File: //opt/perf/examples/config/alarmdef_procloop
# The following are some example alarms which use Perf Agent process data in
# alarms. Caution should be used when writing process alarms into alarmdef,
# as improperly written loops could increase perfalarm daemon overhead,
# and possibly trigger too often. You can use utility's "analyze" command
# to see how your custom alarmdef syntax works when run against historical
# data.
# Remember that scopeux does not usually log all processes on the system
# every interval. Thus, the process loop executed by perfalarm will only
# see processes that exceed scope's interesting process thresholds, that
# are defined in the /var/opt/perf/parm file.
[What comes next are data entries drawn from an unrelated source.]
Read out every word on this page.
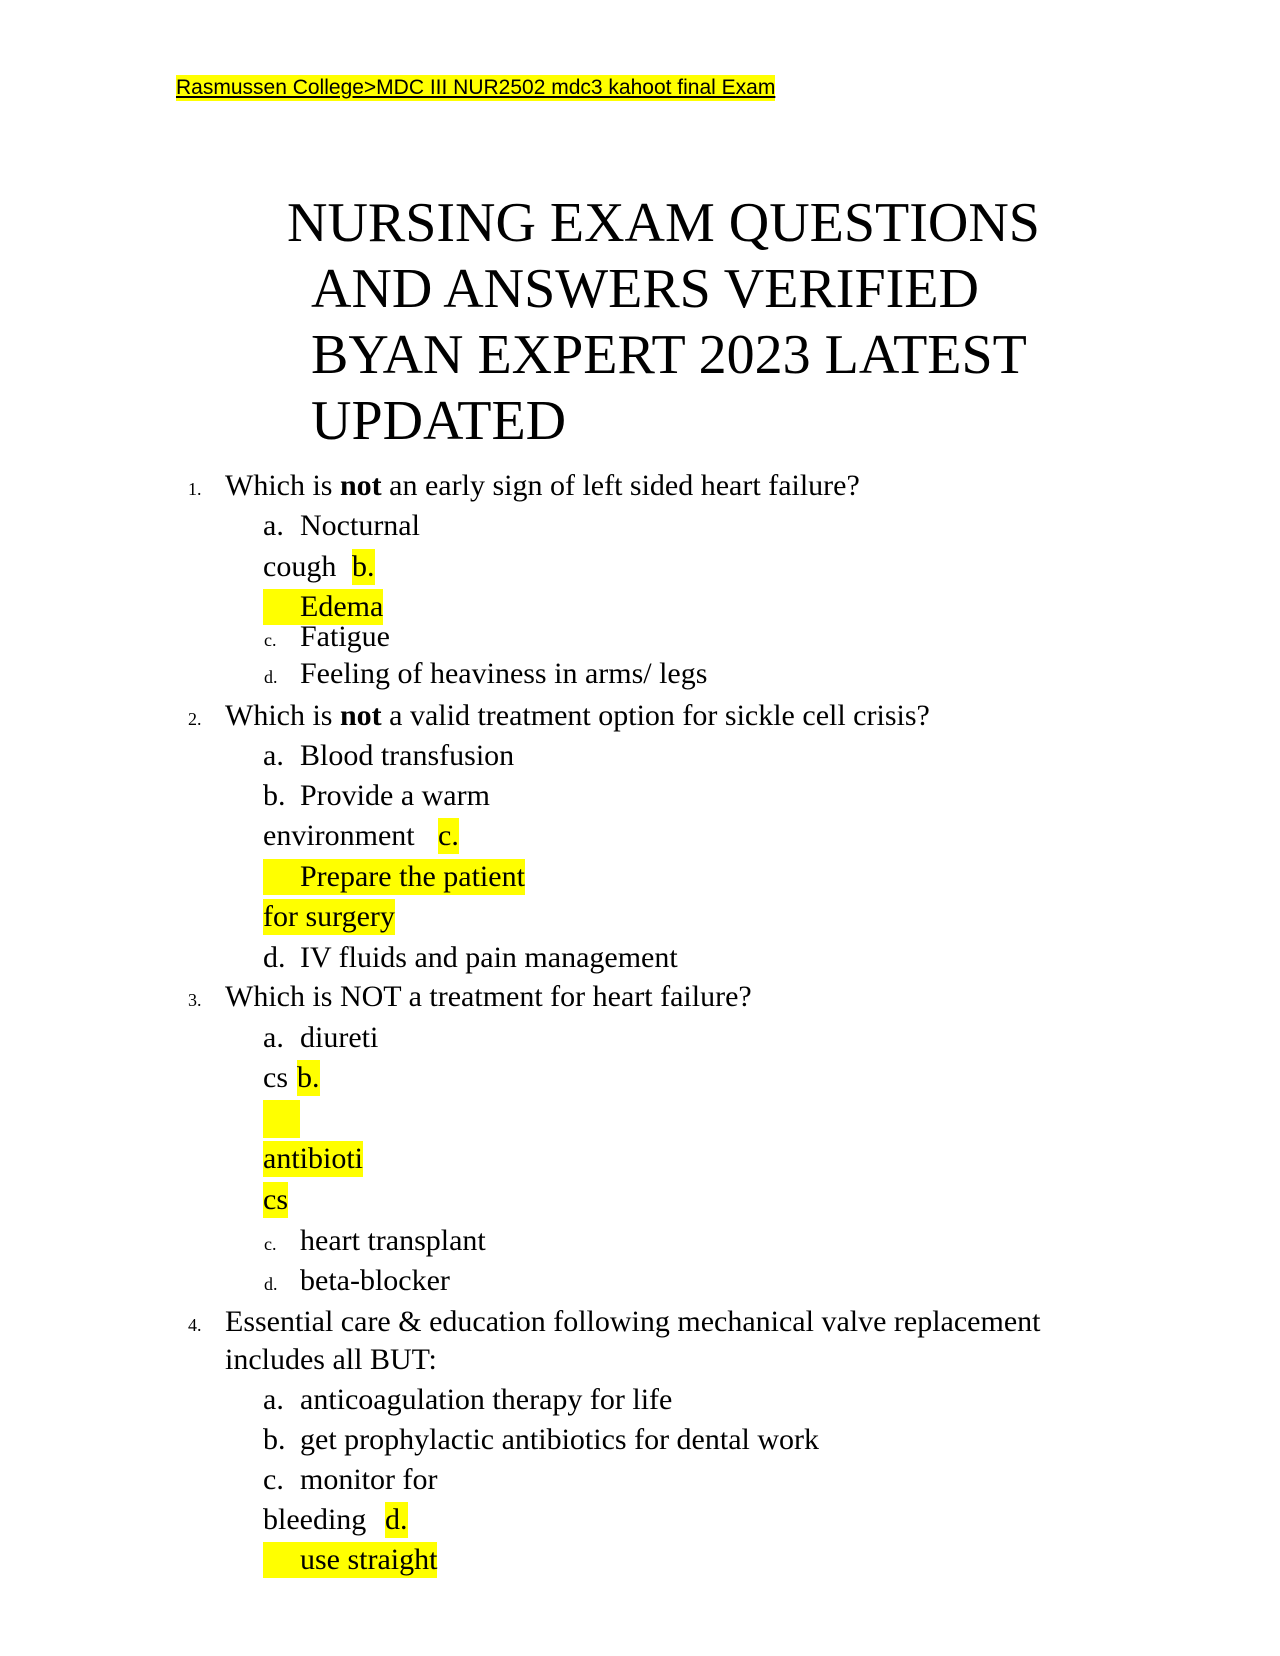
Rasmussen College>MDC III NUR2502 mdc3 kahoot final Exam
NURSING EXAM QUESTIONS
AND ANSWERS VERIFIED
BYAN EXPERT 2023 LATEST
UPDATED
1. Which is not an early sign of left sided heart failure?
a. Nocturnal
cough b.
Edema
c. Fatigue
d. Feeling of heaviness in arms/ legs
2. Which is not a valid treatment option for sickle cell crisis?
a. Blood transfusion
b. Provide a warm
environment c.
Prepare the patient
for surgery
d. IV fluids and pain management
3. Which is NOT a treatment for heart failure?
a. diureti
cs b.
antibioti
cs
c. heart transplant
d. beta-blocker
4. Essential care & education following mechanical valve replacement
includes all BUT:
a. anticoagulation therapy for life
b. get prophylactic antibiotics for dental work
c. monitor for
bleeding d.
use straight
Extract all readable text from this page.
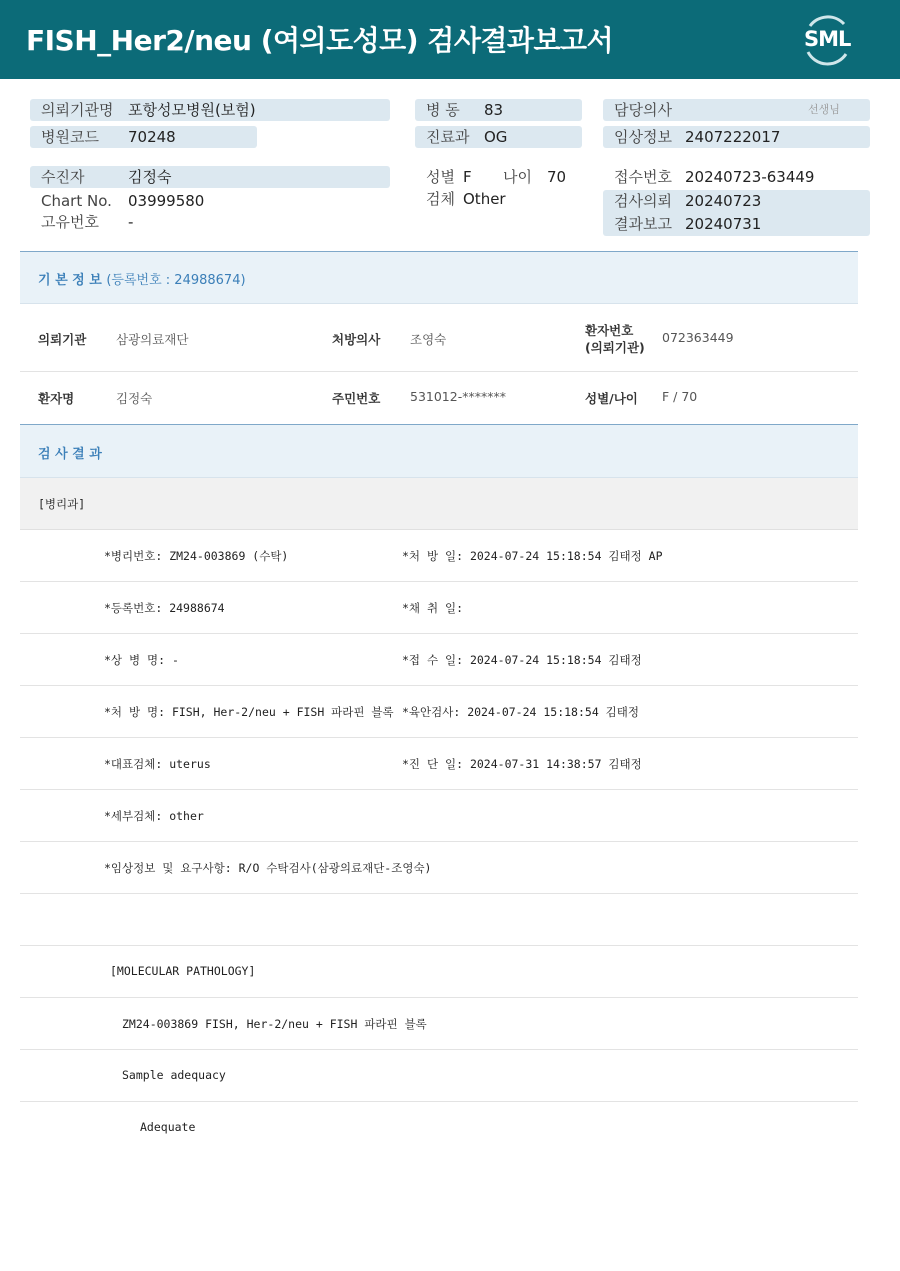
FISH_Her2/neu (여의도성모) 검사결과보고서	SML
의뢰기관명 포항성모병원(보험)
병원코드 70248
수진자	김정숙
Chart No. 03999580
고유번호 -
병 동 83
진료과 OG
성별 F 나이 70
검체 Other
담당의사	선생님
임상정보 2407222017
접수번호 20240723-63449
검사의뢰 20240723
결과보고 20240731
기 본 정 보 (등록번호 : 24988674)
의뢰기관 삼광의료재단	처방의사 조영숙
환자번호
(의뢰기관)
072363449
환자명	김정숙	주민번호 531012-*******	성별/나이 F / 70
검 사 결 과
[병리과]
*병리번호: ZM24-003869 (수탁)	*처 방 일: 2024-07-24 15:18:54 김태정 AP
*등록번호: 24988674	*채 취 일:
*상 병 명: -	*접 수 일: 2024-07-24 15:18:54 김태정
*처 방 명: FISH, Her-2/neu + FISH 파라핀 블록 *육안검사: 2024-07-24 15:18:54 김태정
*대표검체: uterus	*진 단 일: 2024-07-31 14:38:57 김태정
*세부검체: other
*임상정보 및 요구사항: R/O 수탁검사(삼광의료재단-조영숙)
[MOLECULAR PATHOLOGY]
ZM24-003869 FISH, Her-2/neu + FISH 파라핀 블록
Sample adequacy
Adequate
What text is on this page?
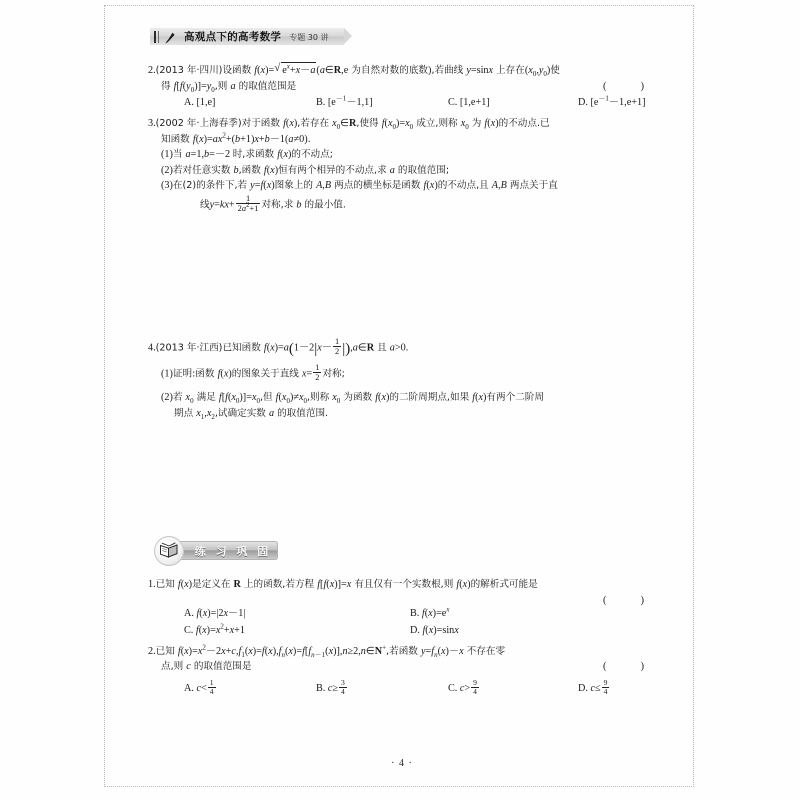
高观点下的高考数学 专题 30 讲
2.(2013 年·四川)设函数 f(x)= √ $e^x+x-a(a\in R,e$ 为自然对数的底数),若曲线 y=sinx 上存在$(x_0,y_0)$使
得 $f[f(y_0)]=y_0$,则 a 的取值范围是	(　)
A. [1,e]	B. $[e^{-1}-1,1]$	C. [1,e+1]	D. $[e^{-1}-1,e+1]$
3.(2002 年·上海春季)对于函数 f(x),若存在 $x_0\in R$,使得 $f(x_0)=x_0$ 成立,则称 $x_0$ 为 f(x)的不动点.已
知函数 $f(x)=ax^2+(b+1)x+b-1(a\ne 0)$.
(1)当 a=1,b=－2 时,求函数 f(x)的不动点;
(2)若对任意实数 b,函数 f(x)恒有两个相异的不动点,求 a 的取值范围;
(3)在(2)的条件下,若 y=f(x)图象上的 A,B 两点的横坐标是函数 f(x)的不动点,且 A,B 两点关于直
线$y=kx+ \frac{1}{2a^2+1}$ 对称,求 b 的最小值.
4.(2013 年·江西)已知函数 $f(x)=a(1-2|x- \frac{1}{2}$ |),a∈R 且 a>0.
(1)证明:函数 f(x)的图象关于直线 $x= \frac{1}{2}$ 对称;
(2)若 $x_0$ 满足 $f[f(x_0)]=x_0$,但 $f(x_0)\ne x_0$,则称 $x_0$ 为函数 f(x)的二阶周期点,如果 f(x)有两个二阶周
期点 $x_1,x_2$,试确定实数 a 的取值范围.
练 习 巩 固
1.已知 f(x)是定义在 R 上的函数,若方程 f[f(x)]=x 有且仅有一个实数根,则 f(x)的解析式可能是
(　)
A. f(x)=|2x－1|	B. $f(x)=e^x$
C. $f(x)=x^2+x+1$	D. f(x)=sinx
2.已知 $f(x)=x^2-2x+c,f_1(x)=f(x),f_n(x)=f[f_{n-1}(x)],n\ge 2,n\in N^+$,若函数 $y=f_n(x)-x$ 不存在零
点,则 c 的取值范围是	(　)
A. $c< \frac{1}{4}$	B. $c\ge \frac{3}{4}$	C. $c> \frac{9}{4}$	D. $c\le \frac{9}{4}$
· 4 ·
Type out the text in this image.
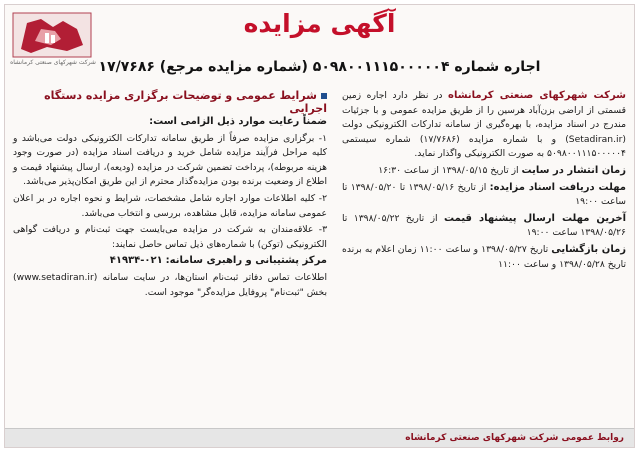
شرکت شهرکهای صنعتی کرمانشاه
آگهی مزایده
اجاره شماره ۵۰۹۸۰۰۱۱۱۵۰۰۰۰۰۴ (شماره مزایده مرجع) ۱۷/۷۶۸۶

شرکت شهرکهای صنعتی کرمانشاه در نظر دارد اجاره زمین قسمتی از اراضی بزن‌آباد هرسین را از طریق مزایده عمومی و با جزئیات مندرج در اسناد مزایده، با بهره‌گیری از سامانه تدارکات الکترونیکی دولت (Setadiran.ir) و با شماره مزایده (۱۷/۷۶۸۶) شماره سیستمی ۵۰۹۸۰۰۱۱۱۵۰۰۰۰۰۴ به صورت الکترونیکی واگذار نماید.

زمان انتشار در سایت از تاریخ ۱۳۹۸/۰۵/۱۵ از ساعت ۱۶:۳۰

مهلت دریافت اسناد مزایده: از تاریخ ۱۳۹۸/۰۵/۱۶ تا ۱۳۹۸/۰۵/۲۰ تا ساعت ۱۹:۰۰

آخرین مهلت ارسال پیشنهاد قیمت از تاریخ ۱۳۹۸/۰۵/۲۲ تا ۱۳۹۸/۰۵/۲۶ ساعت ۱۹:۰۰

زمان بازگشایی تاریخ ۱۳۹۸/۰۵/۲۷ و ساعت ۱۱:۰۰ زمان اعلام به برنده تاریخ ۱۳۹۸/۰۵/۲۸ و ساعت ۱۱:۰۰

شرایط عمومی و توضیحات برگزاری مزایده دستگاه اجرایی

ضمناً رعایت موارد ذیل الزامی است:

۱- برگزاری مزایده صرفاً از طریق سامانه تدارکات الکترونیکی دولت می‌باشد و کلیه مراحل فرآیند مزایده شامل خرید و دریافت اسناد مزایده (در صورت وجود هزینه مربوطه)، پرداخت تضمین شرکت در مزایده (ودیعه)، ارسال پیشنهاد قیمت و اطلاع از وضعیت برنده بودن مزایده‌گذار محترم از این طریق امکان‌پذیر می‌باشد.

۲- کلیه اطلاعات موارد اجاره شامل مشخصات، شرایط و نحوه اجاره در بر اعلان عمومی سامانه مزایده، قابل مشاهده، بررسی و انتخاب می‌باشد.

۳- علاقه‌مندان به شرکت در مزایده می‌بایست جهت ثبت‌نام و دریافت گواهی الکترونیکی (توکن) با شماره‌های ذیل تماس حاصل نمایند:

مرکز پشتیبانی و راهبری سامانه: ۰۲۱-۴۱۹۳۴

اطلاعات تماس دفاتر ثبت‌نام استان‌ها، در سایت سامانه (www.setadiran.ir) بخش "ثبت‌نام" پروفایل مزایده‌گر" موجود است.

روابط عمومی شرکت شهرکهای صنعتی کرمانشاه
#######################################################################
#
# This first alarm should detect runaway shell processes and send an
# email message to alert the sysadmin of them. The alarmpid variable
# is used to control repeated email messages if a process continues
# to hog the cpu interval after interval. Note that on multiprocessor
# systems, it is possible to have more than one process to have a cpu
# util of over 95% at the same time, which might cause this alarm to
# fire too often.
alarmpid = alarmpid
PROCESS LOOP
{
if ((PROC_PROC_NAME == "sh") or (PROC_PROC_NAME == "-sh") or
(PROC_PROC_NAME == "bash") or (PROC_PROC_NAME == "-bash") or
(PROC_PROC_NAME == "ksh") or (PROC_PROC_NAME == "-ksh"))
and
(PROC_CPU_TOTAL_TIME_CUM > 1000) and
(PROC_CPU_TOTAL_UTIL > 95) and
(PROC_PROC_ID != alarmpid) then
{
exec "echo 'Possible runaway shell process detected by PA, pid ",
PROC_PROC_ID, ", cpu util = ", PROC_CPU_TOTAL_UTIL,
"\\nfor username ", PROC_USER_NAME|8, " on ", DATE, " at ", TIME,
"' | mailx -s 'shell cpu process alert' root"
alarmpid = PROC_PROC_ID
}
}
#######################################################################
#
# The following alarms catch cpu hog processes in a specific application.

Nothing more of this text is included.